Passo a passo pra aplicar na sua empresa

  1. Identifique a obra-piloto certa (menos de 1 hora, faça hoje). Abra seu portfólio de obras e liste toda concretagem com malha de aço horizontal grande — laje de galpão, tabuleiro, radier de data center. Marque a de maior metragem contínua: quanto maior a área plana, melhor a conta do robô fecha, porque robôs de amarração provaram sua economia em grandes estruturas de concreto; numa laje industrial de 200.000 pés² que levaria de 8 a 12 dias com equipe humana, o robô completa em 4 a 6 dias.
  2. Calcule a economia de mão de obra em números seus. Pegue o total de nós estimado (metragem × densidade da malha) e divida por 250/hora (humano) vs 1.100/hora (robô). Na Flórida, a Shelby viu que o TyBOT pode economizar entre 200 e 300 horas-homem por obra, permitindo passar de uma equipe de cinco ou seis para dois ou três. Resultado esperado: você saberá se o piloto se paga só na primeira obra.
  3. NÃO demita — realoque. A lógica que funciona é usar o robô no "bulk tie" (amarração em massa) e mandar a equipe posicionar aço à frente. Na ponte Koppel, a construtora escolheu AUMENTAR a equipe com o TyBOT em vez de reduzir pessoal, o que deixou a equipe completar sub-atividades — carregar e posicionar ferragem — mais rápido e eficiente. Resultado: você acelera sem perder gente qualificada num mercado que não tem gente.
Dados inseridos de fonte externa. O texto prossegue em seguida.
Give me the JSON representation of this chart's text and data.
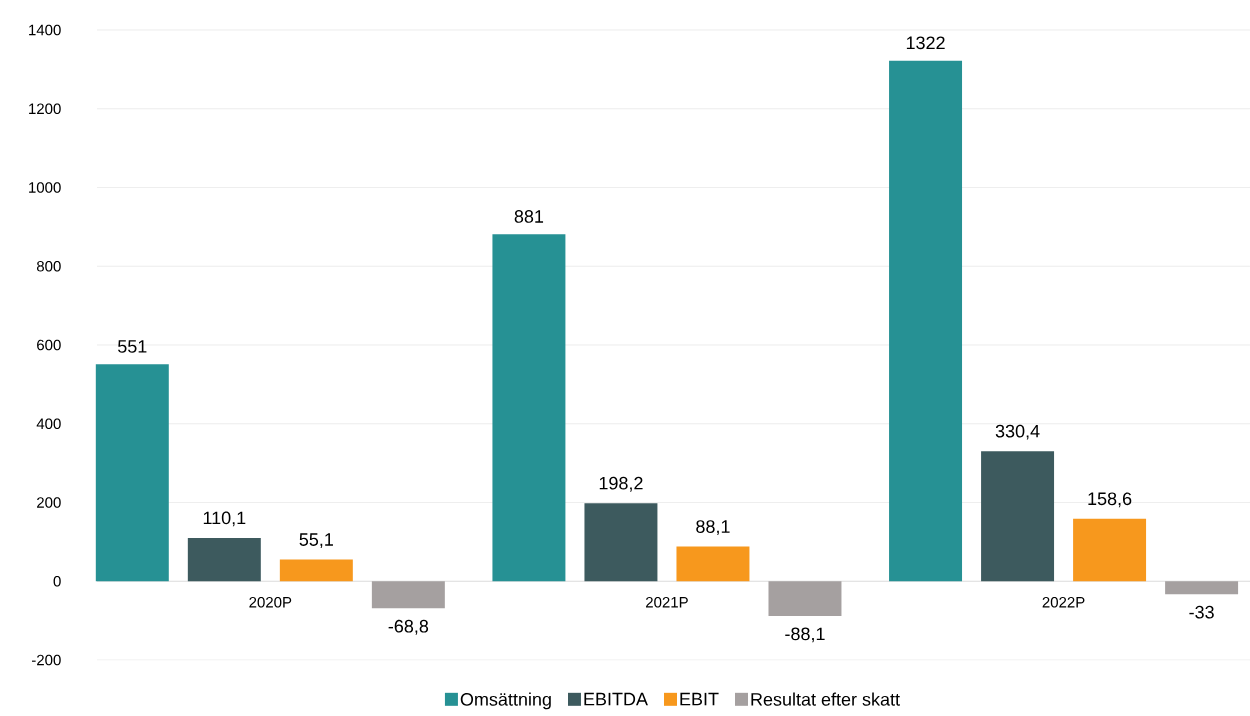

  4. Ajuste o sequenciamento com o construtor/prime. Alinhe com quem coordena a obra que o trilho de régua precisa estar pronto antes. Segundo Nix, o TyBOT roda no trilho de régua, então o construtor precisa tê-lo posicionado antes da instalação da ferragem — isso muda o cronograma e o fluxo de trabalho, mas não o custo do projeto. Resultado esperado: zero surpresa de logística no primeiro dia.
  5. Treine o supervisor entre seus próprios armadores. Não crie um cargo full-time separado. A Shelby descobriu que um supervisor full-time ficava ocioso quando o robô alcançava a equipe de posicionamento — então passaram a treinar os próprios rodbusters pra operar o robô. Resultado: custo de operação mínimo e a equipe "compete" com o robô, o que empurra o ritmo.
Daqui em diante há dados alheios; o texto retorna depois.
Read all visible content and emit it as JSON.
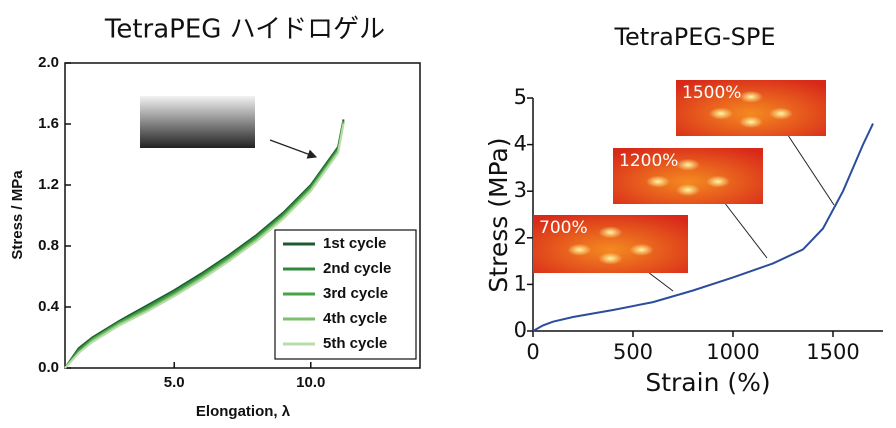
{
  "chart_data": [
    {
      "type": "line",
      "title": "TetraPEG ハイドロゲル",
      "x_label": "Elongation, λ",
      "y_label": "Stress / MPa",
      "x": [
        1,
        1.5,
        2,
        3,
        4,
        5,
        6,
        7,
        8,
        9,
        10,
        11,
        11.2
      ],
      "series": [
        {
          "name": "1st cycle",
          "color": "#1d5a30",
          "values": [
            0,
            0.13,
            0.2,
            0.31,
            0.41,
            0.51,
            0.62,
            0.74,
            0.87,
            1.02,
            1.2,
            1.45,
            1.63
          ]
        },
        {
          "name": "2nd cycle",
          "color": "#2f8a3c",
          "values": [
            0,
            0.12,
            0.19,
            0.3,
            0.4,
            0.5,
            0.61,
            0.73,
            0.86,
            1.01,
            1.19,
            1.44,
            1.62
          ]
        },
        {
          "name": "3rd cycle",
          "color": "#45a445",
          "values": [
            0,
            0.11,
            0.19,
            0.3,
            0.39,
            0.49,
            0.6,
            0.72,
            0.85,
            1.0,
            1.18,
            1.43,
            1.62
          ]
        },
        {
          "name": "4th cycle",
          "color": "#7dbf6c",
          "values": [
            0,
            0.1,
            0.18,
            0.29,
            0.38,
            0.48,
            0.59,
            0.71,
            0.84,
            0.99,
            1.17,
            1.42,
            1.61
          ]
        },
        {
          "name": "5th cycle",
          "color": "#b8dcaa",
          "values": [
            0,
            0.1,
            0.17,
            0.28,
            0.37,
            0.47,
            0.58,
            0.7,
            0.83,
            0.98,
            1.16,
            1.41,
            1.6
          ]
        }
      ],
      "xlim": [
        1,
        14
      ],
      "xticks": [
        {
          "value": 5,
          "label": "5.0"
        },
        {
          "value": 10,
          "label": "10.0"
        }
      ],
      "ylim": [
        0,
        2
      ],
      "yticks": [
        {
          "value": 0,
          "label": "0.0"
        },
        0.4,
        0.8,
        1.2,
        1.6,
        {
          "value": 2,
          "label": "2.0"
        }
      ],
      "legend": "lower right"
    },
    {
      "type": "line",
      "title": "TetraPEG-SPE",
      "x_label": "Strain (%)",
      "y_label": "Stress (MPa)",
      "x": [
        0,
        50,
        100,
        200,
        400,
        600,
        800,
        1000,
        1200,
        1350,
        1450,
        1550,
        1650,
        1700
      ],
      "series": [
        {
          "color": "#2b4d9c",
          "values": [
            0,
            0.12,
            0.2,
            0.3,
            0.45,
            0.62,
            0.87,
            1.15,
            1.45,
            1.75,
            2.2,
            3.0,
            4.0,
            4.45
          ]
        }
      ],
      "xlim": [
        0,
        1750
      ],
      "xticks": [
        0,
        500,
        1000,
        1500
      ],
      "ylim": [
        0,
        5
      ],
      "yticks": [
        0,
        1,
        2,
        3,
        4,
        5
      ],
      "annotations": [
        "1500%",
        "1200%",
        "700%"
      ]
    }
  ]
}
  6. Meça e documente o ROI da primeira obra. Use o portal de dados que vem incluído. O treinamento de operação vem no preço de venda, junto com atualizações de software e acesso a um portal online pra rastrear uso e produtividade. Compare horas-homem planejadas vs reais e cronograma planejado vs real. Resultado: você tem o business case pronto pra a próxima obra e pra convencer o dono do empreendimento.

O que muda na sua operação

O ganho real não é "trocar homem por máquina" — é redistribuir onde a mão de obra qualificada, que está sumindo, é aplicada. A demografia da mão de obra pesa: a força de trabalho da construção envelhece mais rápido do que é reposta, e robôs que removem tarefas perigosas, repetitivas e ergonomicamente exigentes — como amarração de ferragem — ficam mais fáceis de justificar quando a alternativa é um pool de mão de obra encolhendo. Some a isso o ganho de qualidade: o TyBOT garante colocação uniforme dos nós nas malhas superior e inferior, reduzindo retrabalho custoso e melhorando os resultados de inspeção.
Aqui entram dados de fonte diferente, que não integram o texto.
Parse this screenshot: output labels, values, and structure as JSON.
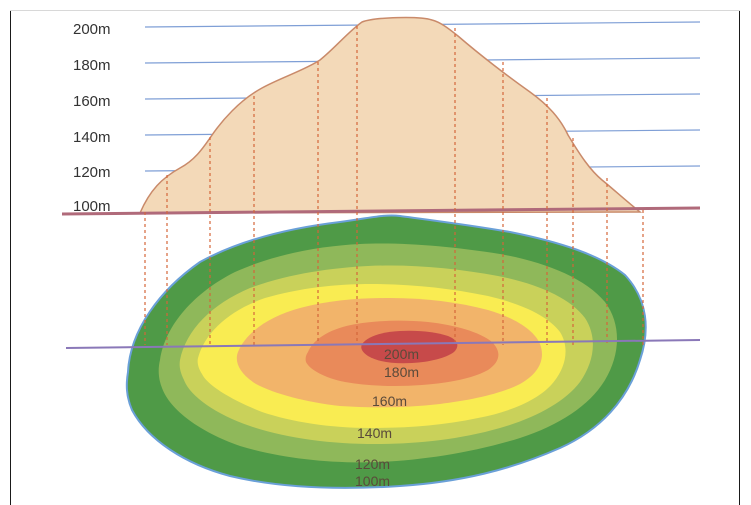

O comercial confirma que o modelo amadureceu: "com mais de 65 implantações em campo pelo país, o TyBOT provou que entrega pelo menos 25% de economia nas operações de instalação e está rapidamente virando uma ferramenta aceita do ofício", diz a CEO. Se você toca obra de infraestrutura, laje industrial ou galpão logístico grande, o próximo passo é pequeno e barato: pegue sua maior concretagem do trimestre, rode a conta do Passo 2 e leve o número pro seu engenheiro. A vanguarda lá fora já não discute "se" — discute em qual obra começar.